Ireland's ability to grind out wins is a crucial takeaway from this month's Autumn Nations Series according to Bernard Jackman and Mick Kearney.

Andy Farrell's side capped off an excellent year with a 13-10 win against Australia last Saturday, their ninth victory from 11 games in the calendar year, and continuing a run of 12 home victories in a row.

And although they struggled at times to get their attacking game working, particularly against South Africa and Australia, their defense was hugely impressive, conceding a combined three tries and just 26 points across those two games.

In particular, Ireland's defence excelled last week against the Wallabies, limiting Dave Rennie's side to just 10 points, despite Australia having more than eight minutes of possession in the Irish 22.

And Jackman says defence coach Simon Easterby deserves huge credit for his he organised that side of the team.

"Simon Easterby and his section have had a very positive November," Jackman told the RTÉ Rugby podcast.

"While all the plaudits have been going to attack and lineout detail with Paul O'Connell and Mike Catt, this November has been Simon Easterby's time to shine.

"The Wallabies have got powerful athletes, footwork, they've got a very intricate attacking system that Scott Wisemantel implemented, and it's dangerous.

"We never panicked, our discipline was very strong, our tackle technique and selection was excellent, our spacing, everything about our defence was excellent.

"They had a massive focus all week on the attacking breakdown because they respected Ireland - in terms of stats they've the third most turnovers with O'Mahony and Beirne the biggest threats - and they dealt with that really well.
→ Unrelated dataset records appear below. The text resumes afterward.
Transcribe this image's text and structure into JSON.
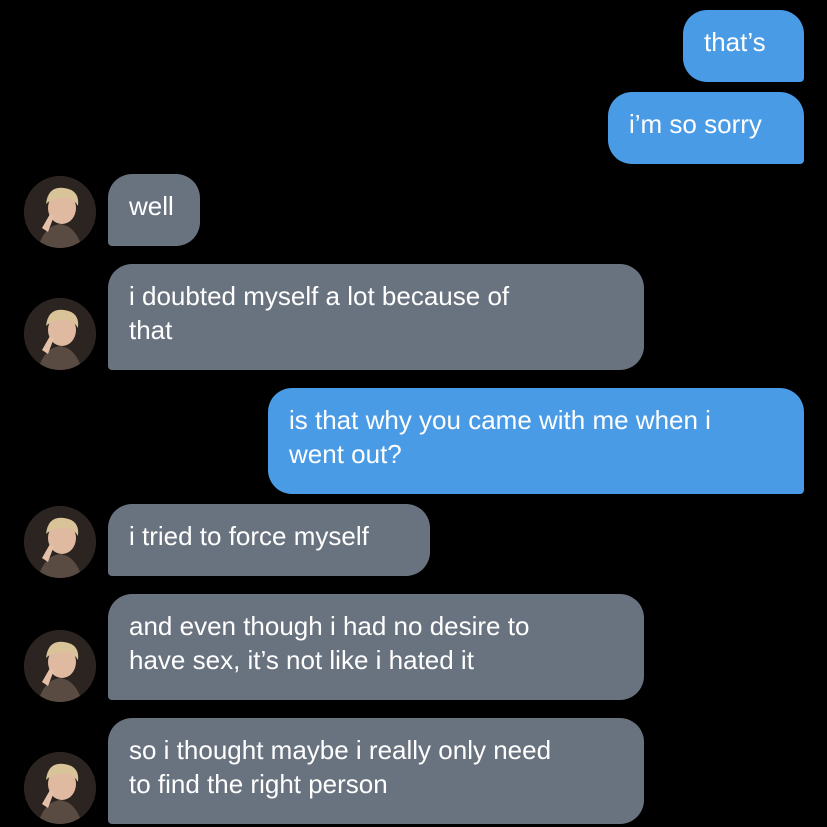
{
  "colors": {
    "background": "#000000",
    "outgoing_bubble": "#4a9be6",
    "incoming_bubble": "#69737f",
    "text": "#ffffff"
  },
  "messages": [
    {
      "direction": "outgoing",
      "text": "that’s"
    },
    {
      "direction": "outgoing",
      "text": "i’m so sorry"
    },
    {
      "direction": "incoming",
      "avatar": "contact-avatar",
      "text": "well"
    },
    {
      "direction": "incoming",
      "avatar": "contact-avatar",
      "text": "i doubted myself a lot because of\nthat"
    },
    {
      "direction": "outgoing",
      "text": "is that why you came with me when i\nwent out?"
    },
    {
      "direction": "incoming",
      "avatar": "contact-avatar",
      "text": "i tried to force myself"
    },
    {
      "direction": "incoming",
      "avatar": "contact-avatar",
      "text": "and even though i had no desire to\nhave sex, it’s not like i hated it"
    },
    {
      "direction": "incoming",
      "avatar": "contact-avatar",
      "text": "so i thought maybe i really only need\nto find the right person"
    }
  ]
}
The Aussies were wary of how dangerous Ireland were there."

Ireland defence coach Simon Easterby

And the former Grenoble and Dragons coach says it's encouraging to see that Ireland can be adaptable to grind out wins when they aren't at their best.
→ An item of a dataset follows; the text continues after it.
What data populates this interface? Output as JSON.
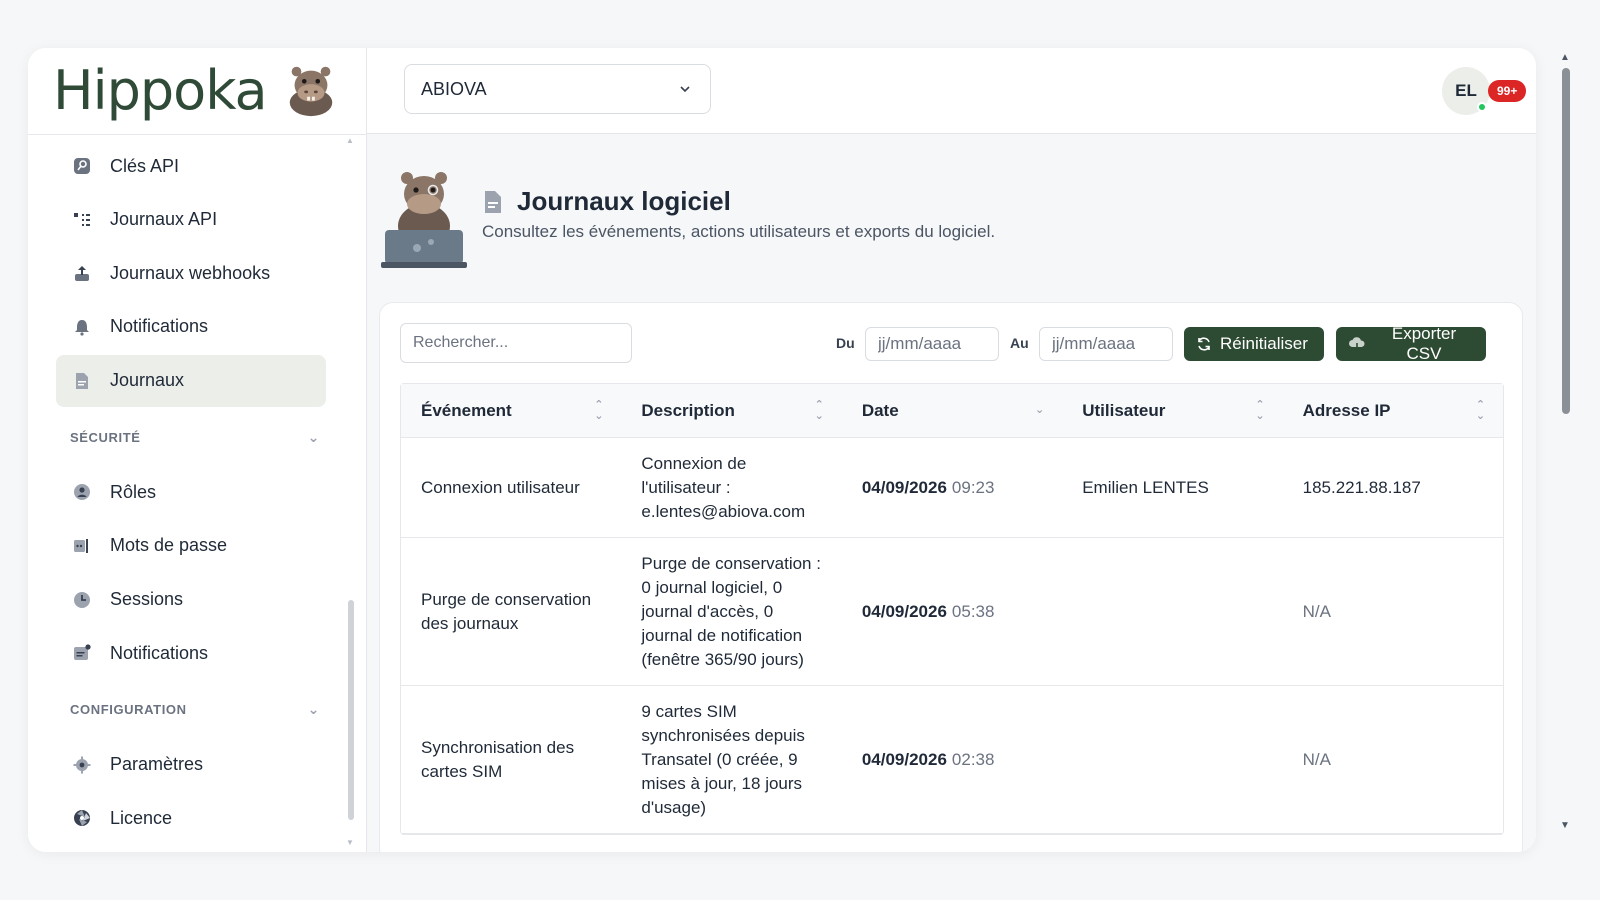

"It gives us massive confidence because we need to be able to win in different ways.

"If we don't have a hugely dominant scrum or maul, and they can stop our attack, we need to defend, and I think the lads will have got massive faith in that and assurance that we can stop teams when we lose the possession battle."
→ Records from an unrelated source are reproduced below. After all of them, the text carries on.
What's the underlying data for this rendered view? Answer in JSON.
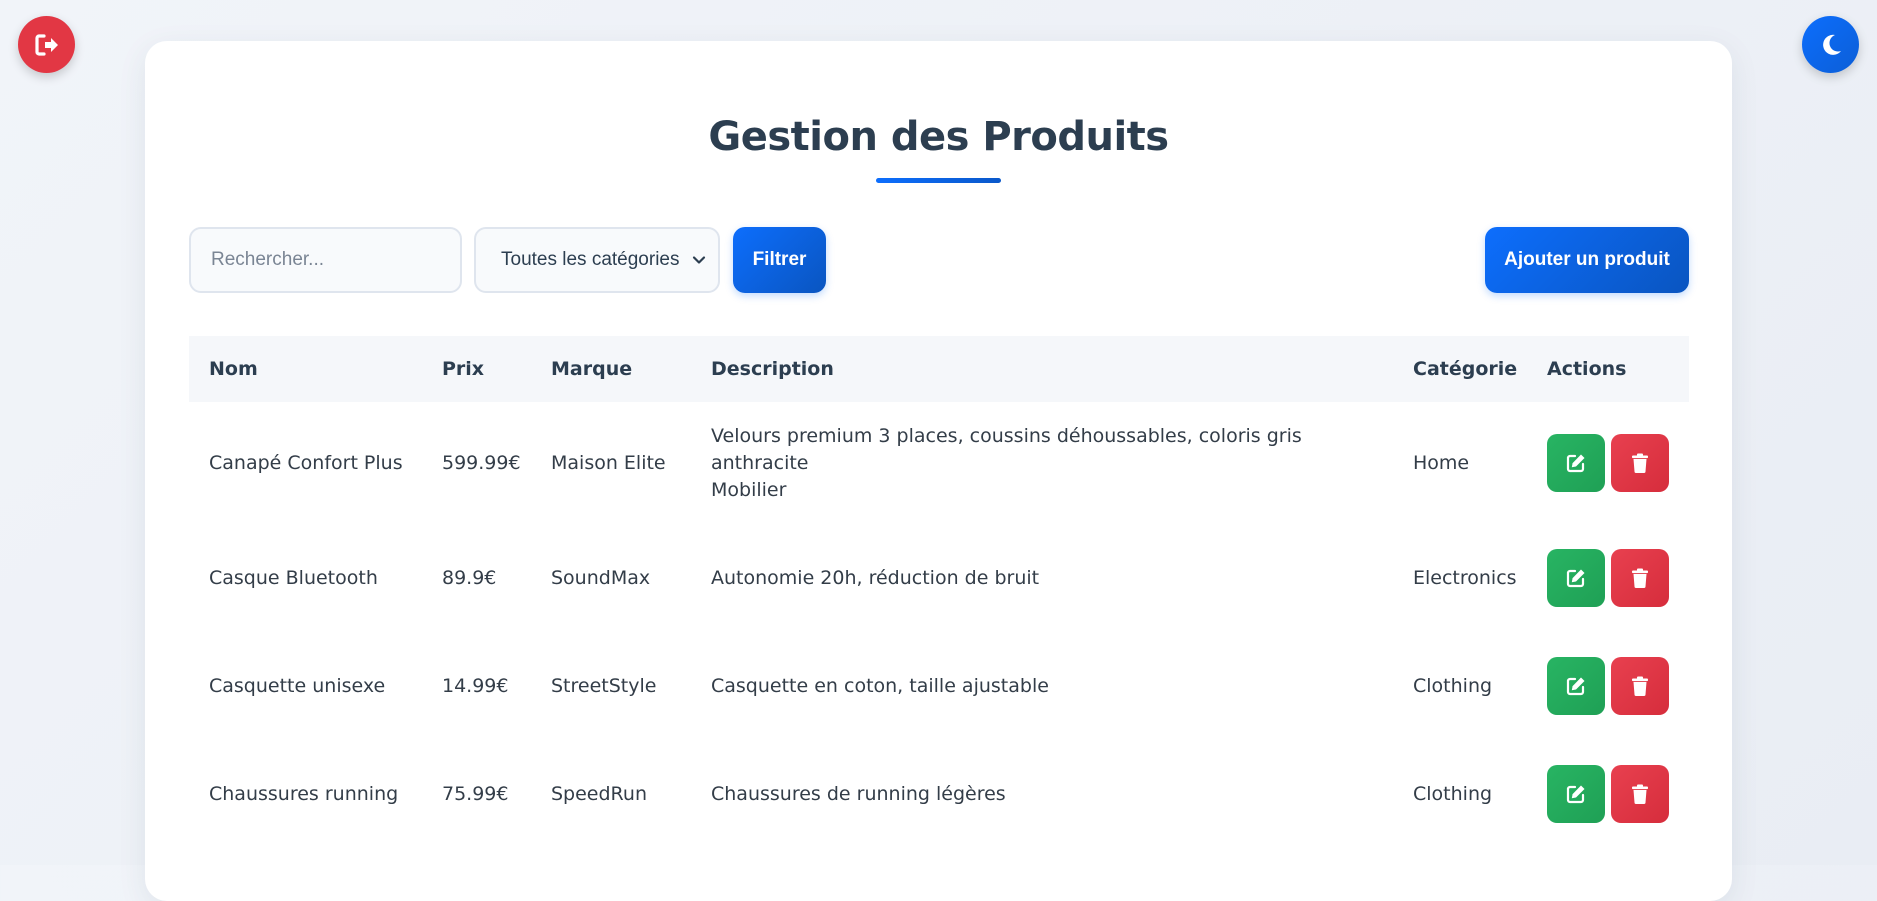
{
  "header": {
    "title": "Gestion des Produits",
    "logout_icon": "logout-icon",
    "theme_icon": "moon-icon"
  },
  "toolbar": {
    "search_placeholder": "Rechercher...",
    "category_selected": "Toutes les catégories",
    "filter_label": "Filtrer",
    "add_label": "Ajouter un produit"
  },
  "table": {
    "headers": {
      "nom": "Nom",
      "prix": "Prix",
      "marque": "Marque",
      "description": "Description",
      "categorie": "Catégorie",
      "actions": "Actions"
    },
    "rows": [
      {
        "nom": "Canapé Confort Plus",
        "prix": "599.99€",
        "marque": "Maison Elite",
        "description": "Velours premium 3 places, coussins déhoussables, coloris gris anthracite",
        "description2": "Mobilier",
        "categorie": "Home"
      },
      {
        "nom": "Casque Bluetooth",
        "prix": "89.9€",
        "marque": "SoundMax",
        "description": "Autonomie 20h, réduction de bruit",
        "categorie": "Electronics"
      },
      {
        "nom": "Casquette unisexe",
        "prix": "14.99€",
        "marque": "StreetStyle",
        "description": "Casquette en coton, taille ajustable",
        "categorie": "Clothing"
      },
      {
        "nom": "Chaussures running",
        "prix": "75.99€",
        "marque": "SpeedRun",
        "description": "Chaussures de running légères",
        "categorie": "Clothing"
      }
    ]
  },
  "colors": {
    "primary": "#0d6efd",
    "danger": "#e23744",
    "success": "#28b463"
  }
}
Both the Wallabies and Springboks frustrated Ireland's attacking game, slowing down their possession at the ruck, and limiting their ability to get the ball to the edge of the defensive rush.

And while Ireland created far fewer clearcut tryscoring opportunities in those games, Kearney says it's encouraging to see how efficient they were when they did get into a scoring position.

"I thought they were incredibly clinical," the former Leinster, Connacht and Ulster lock said.

"A lot of the work they were doing into the seam in the lineout, they had done their homework, like bringing Doris into the seam, having Dan Sheehan coming into that space at the back of the lineout.

"When a team is going as heavy at the breakdown defensively, as Australia and South Africa were, it makes it an unbelievably difficult game. Getting out of your flow in key positions, it can completely stifle attack.

"Trying to get that momentum again is very, very difficult. You need a big carry from someone, someone to get a half-yard through the defensive line, but if you're playing against big bodies it's a very tough thing to do.

"When Ireland got into the redzone in those games, they converted, and they's a really positive sign going forward. They need to execute getting into those areas."